Ayer, según volvíamos a casa, me sentí invadida de nuevo por esa maravillosa sensación de calma, de alivio, que suele acompañarme la tarde de Navidad. Recordé que ese es el momento que mi cuerpo elige para relajarse, en el que mi mente se libera ante la perspectiva de haber sobrevivido un año más.
Apenas veinticuatro horas antes, el sentimiento era el contrario: un desasosiego que crece, la certeza del inminente peligro. No me pasaba nada en particular, tan solo el vaivén de emociones que me provocan estas fechas. Y es que, durante la mayor parte de mi vida, el momento más difícil del año ha sido, sin duda alguna, la Nochebuena.
Bastante he escrito ya sobre las desavenencias familiares que, tanto en mi infancia y adolescencia, como en mi vida adulta, me han perturbado en días como estos. Y, aunque he estado tentada de convertir esta entrada en un nuevo memorial de agravios, finalmente he decidido no hacerlo.
Prefiero centrarme en ese empeño que estrené apenas salí de la casa de mis padres y que hoy, con una niña pequeña, cobra más fuerza aún. El empeño de asociar estas fechas con emociones positivas; soñando, en un alarde de ambición, con llenarlas de significado.
Y me pregunto si este empeño es siquiera posible.

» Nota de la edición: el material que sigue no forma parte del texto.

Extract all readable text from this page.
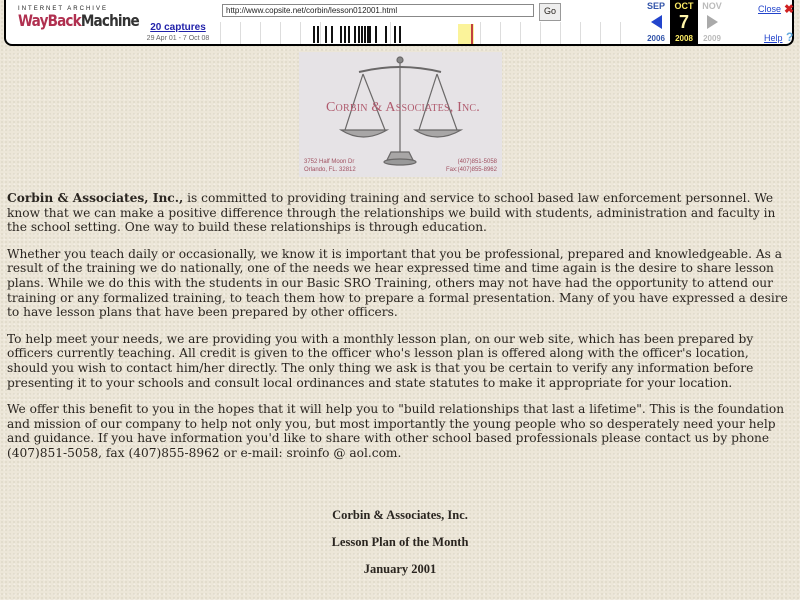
INTERNET ARCHIVE
WayBackMachine	20 captures
29 Apr 01 - 7 Oct 08
http://www.copsite.net/corbin/lesson012001.html
Go	SEP
2006
OCT
7
2008
NOV
2009
Close ✖
Help ?
Corbin & Associates, Inc.
3752 Half Moon Dr
Orlando, FL. 32812
(407)851-5058
Fax:(407)855-8962

Corbin & Associates, Inc., is committed to providing training and service to school based law enforcement personnel. We know that we can make a positive difference through the relationships we build with students, administration and faculty in the school setting. One way to build these relationships is through education.

Whether you teach daily or occasionally, we know it is important that you be professional, prepared and knowledgeable. As a result of the training we do nationally, one of the needs we hear expressed time and time again is the desire to share lesson plans. While we do this with the students in our Basic SRO Training, others may not have had the opportunity to attend our training or any formalized training, to teach them how to prepare a formal presentation. Many of you have expressed a desire to have lesson plans that have been prepared by other officers.

To help meet your needs, we are providing you with a monthly lesson plan, on our web site, which has been prepared by officers currently teaching. All credit is given to the officer who's lesson plan is offered along with the officer's location, should you wish to contact him/her directly. The only thing we ask is that you be certain to verify any information before presenting it to your schools and consult local ordinances and state statutes to make it appropriate for your location.

We offer this benefit to you in the hopes that it will help you to "build relationships that last a lifetime". This is the foundation and mission of our company to help not only you, but most importantly the young people who so desperately need your help and guidance. If you have information you'd like to share with other school based professionals please contact us by phone (407)851-5058, fax (407)855-8962 or e-mail: sroinfo @ aol.com.

Corbin & Associates, Inc.
Lesson Plan of the Month
January 2001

No solo en el sentido de ahorrarle a mi hija todos los sinsabores que me ha tocado vivir a mí, pues nunca estuvo en mi mano evitarlos; sino por el simbolismo de las fechas mismas.
Y es que a veces se nos olvida que Nochebuena y Navidad son las fiestas grandes de una religión que daña gravemente a las personas como yo. El simple hecho de mirar para otro lado y engañarse en la ilusión de estar celebrando otra cosa no funciona. Al menos, conmigo no lo hace.
¿Cómo transformarlas, entonces? ¿Cómo reapropiarse de ellas? ¿Es un empeño posible?
Quiero creer que sí. Quiero pensar que no hay que elegir entre ceder o renunciar. Que se puede construir una nueva tradición, más positiva, más incluyente, acogedora, viva. Una tradición que tenga sentido para las personas que participemos en ella, que no sea una carga, sino una celebración elegida.
Hoy me gusta pensar que tengo todo un año para imaginarla, y que tal vez así, en un tiempo no tan lejano, pueda enfrentarme a estas fiestas, que quizá sean ya otras, con la alegría que merezco.
La alegría que todas merecemos.
Y tú, que lees estas palabras, ¿cómo encaras Nochebuena y Navidad? ¿Son fiestas que para ti tienen sentido? Y si no lo tienen, ¿lo buscas? ¿O crees que no lo necesitas?